Arfield strikes last-gasp winner as Burnley beat Everton

Mark Scott

Scott Arfield: Celebrates his last-gasp winner

Scott Arfield grabbed a 90th-minute winner to earn Burnley a 2-1 victory over Everton in the Premier League at Turf Moor. 

The midfielder, only restored to the starting line-up because of an injury to Steven Defour, rifled in after Johann Berg Gudmundsson had struck the crossbar to move the Clarets to 10 points, all of which have been achieved in east Lancashire.

Sam Vokes had earlier punished a Maarten Stekelenburg error – a week after his two penalty saves against Manchester City – to give Burnley a first-half lead before Yannick Bolasie equalised with his first Everton goal.

Visiting boss Ronald Koeman had recalled Ross Barkley after dropping him against City last weekend and, in front of watching England assistant Sammy Lee, his first pass was misplaced.

He was not alone in wasting possession and after Dean Marney had given the ball away, a mix-up between Ben Mee and Michael Keane was almost capitalised on when Kevin Mirallas drilled at Tom Heaton.

The Clarets’ stopper came into this game having made a league-high 39 saves and he added another three inside 16 minutes by denying Romelu Lukaku and Barkley.

This was otherwise a scrappy contest disrupted all too often by the whistle of referee Mike Jones, who had little choice but to book Arfield for his cynical foul on Seamus Coleman.

Another challenge from Arfield drew a final warning from Jones and he made the most of it by playing a key role in the 39th-minute opener.

The Canada international latched on to Gudmundsson’s flick and went beyond Ashley Williams and, though the Welshman recovered to take the sting out of Arfield’s shot, Stekelenburg misjudged the effort and could only weakly palm the ball into Vokes’ path.

Sam Vokes scores Burnley

With the visitors having dominated possession, this had a somewhat similar feel to Burnley’s 2-0 win over Liverpool here in August, though the other top-flight club in Merseyside would eventually make a breakthrough.

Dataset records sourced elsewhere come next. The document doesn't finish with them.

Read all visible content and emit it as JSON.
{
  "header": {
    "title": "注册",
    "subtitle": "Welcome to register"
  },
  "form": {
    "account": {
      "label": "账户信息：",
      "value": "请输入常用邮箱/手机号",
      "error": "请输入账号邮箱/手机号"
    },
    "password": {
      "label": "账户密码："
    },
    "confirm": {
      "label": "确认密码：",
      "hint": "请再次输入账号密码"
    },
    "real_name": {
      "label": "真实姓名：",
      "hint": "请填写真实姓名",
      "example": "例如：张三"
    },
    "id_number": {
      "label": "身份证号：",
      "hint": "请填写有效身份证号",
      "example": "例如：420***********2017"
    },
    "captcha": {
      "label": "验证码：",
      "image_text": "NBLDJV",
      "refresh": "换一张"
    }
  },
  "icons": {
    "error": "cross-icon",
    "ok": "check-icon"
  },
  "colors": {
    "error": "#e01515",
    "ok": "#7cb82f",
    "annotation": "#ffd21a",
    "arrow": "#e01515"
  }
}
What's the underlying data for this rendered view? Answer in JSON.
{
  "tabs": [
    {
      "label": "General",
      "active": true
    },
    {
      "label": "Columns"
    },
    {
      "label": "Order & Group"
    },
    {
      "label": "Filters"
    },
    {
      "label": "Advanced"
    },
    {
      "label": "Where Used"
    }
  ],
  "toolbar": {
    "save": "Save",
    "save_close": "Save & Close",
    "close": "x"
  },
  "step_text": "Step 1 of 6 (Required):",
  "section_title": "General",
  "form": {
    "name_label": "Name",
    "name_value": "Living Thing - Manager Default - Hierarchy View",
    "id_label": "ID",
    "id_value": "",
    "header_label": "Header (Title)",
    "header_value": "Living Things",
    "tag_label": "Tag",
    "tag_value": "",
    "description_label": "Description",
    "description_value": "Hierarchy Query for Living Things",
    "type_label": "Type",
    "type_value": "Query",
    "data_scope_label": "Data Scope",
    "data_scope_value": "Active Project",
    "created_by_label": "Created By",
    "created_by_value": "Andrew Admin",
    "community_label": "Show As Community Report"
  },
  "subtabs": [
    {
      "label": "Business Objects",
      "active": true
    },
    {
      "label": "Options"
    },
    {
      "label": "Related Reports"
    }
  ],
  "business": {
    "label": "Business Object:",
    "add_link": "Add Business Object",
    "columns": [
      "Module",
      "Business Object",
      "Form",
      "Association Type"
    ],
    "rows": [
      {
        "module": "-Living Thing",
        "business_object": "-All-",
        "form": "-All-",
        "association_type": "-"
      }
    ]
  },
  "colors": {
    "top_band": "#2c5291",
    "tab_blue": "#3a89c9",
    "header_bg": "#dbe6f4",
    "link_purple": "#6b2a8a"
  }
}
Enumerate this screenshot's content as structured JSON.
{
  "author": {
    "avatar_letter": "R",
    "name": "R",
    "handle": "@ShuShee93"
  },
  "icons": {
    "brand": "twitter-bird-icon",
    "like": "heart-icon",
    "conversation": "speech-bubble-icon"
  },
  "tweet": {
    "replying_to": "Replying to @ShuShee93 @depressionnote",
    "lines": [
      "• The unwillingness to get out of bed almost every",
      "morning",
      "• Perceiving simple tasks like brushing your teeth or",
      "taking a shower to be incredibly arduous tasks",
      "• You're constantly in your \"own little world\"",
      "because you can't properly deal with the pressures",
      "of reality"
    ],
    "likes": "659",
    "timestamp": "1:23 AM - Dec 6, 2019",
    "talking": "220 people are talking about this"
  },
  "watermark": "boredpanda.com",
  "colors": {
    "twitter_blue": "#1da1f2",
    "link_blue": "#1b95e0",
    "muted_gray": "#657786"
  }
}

Barkley was denied a penalty claim and Lukaku nearly reached Mirallas’ cross before Bolasie smashed in a 58th-minute leveller.

Burnley’s attack broke down at Vokes’ feet and when Mee was caught out trying to reach Lukaku, Everton had two men haring down the right. Bolasie took the onus upon himself to carry the ball forward and he rifled a right-footed finish low into the far corner.

Bolasie celebrates Everton

The visitors were buoyed by that and Lukaku would have been presented with a tap-in had Keane not nudged Seamus Coleman’s centre away from him.

Another delivery, this time from Bolasie on the left, was heading for the Belgian too but Heaton was able to claw the ball out before it reached him.

Bolasie was the best player on the pitch and an audacious attempt from 30 yards out needed Heaton’s intervention to help it over the top.

It seemed as if Sean Dyche’s side were happy to hang on for a point at that stage but, at the death, Arfield claimed a winner.

Heaton’s long free-kick eventually found its way to Gudmundsson and though he struck the crossbar, Arfield converted the rebound by drilling home first time into the far corner from around 12 yards out.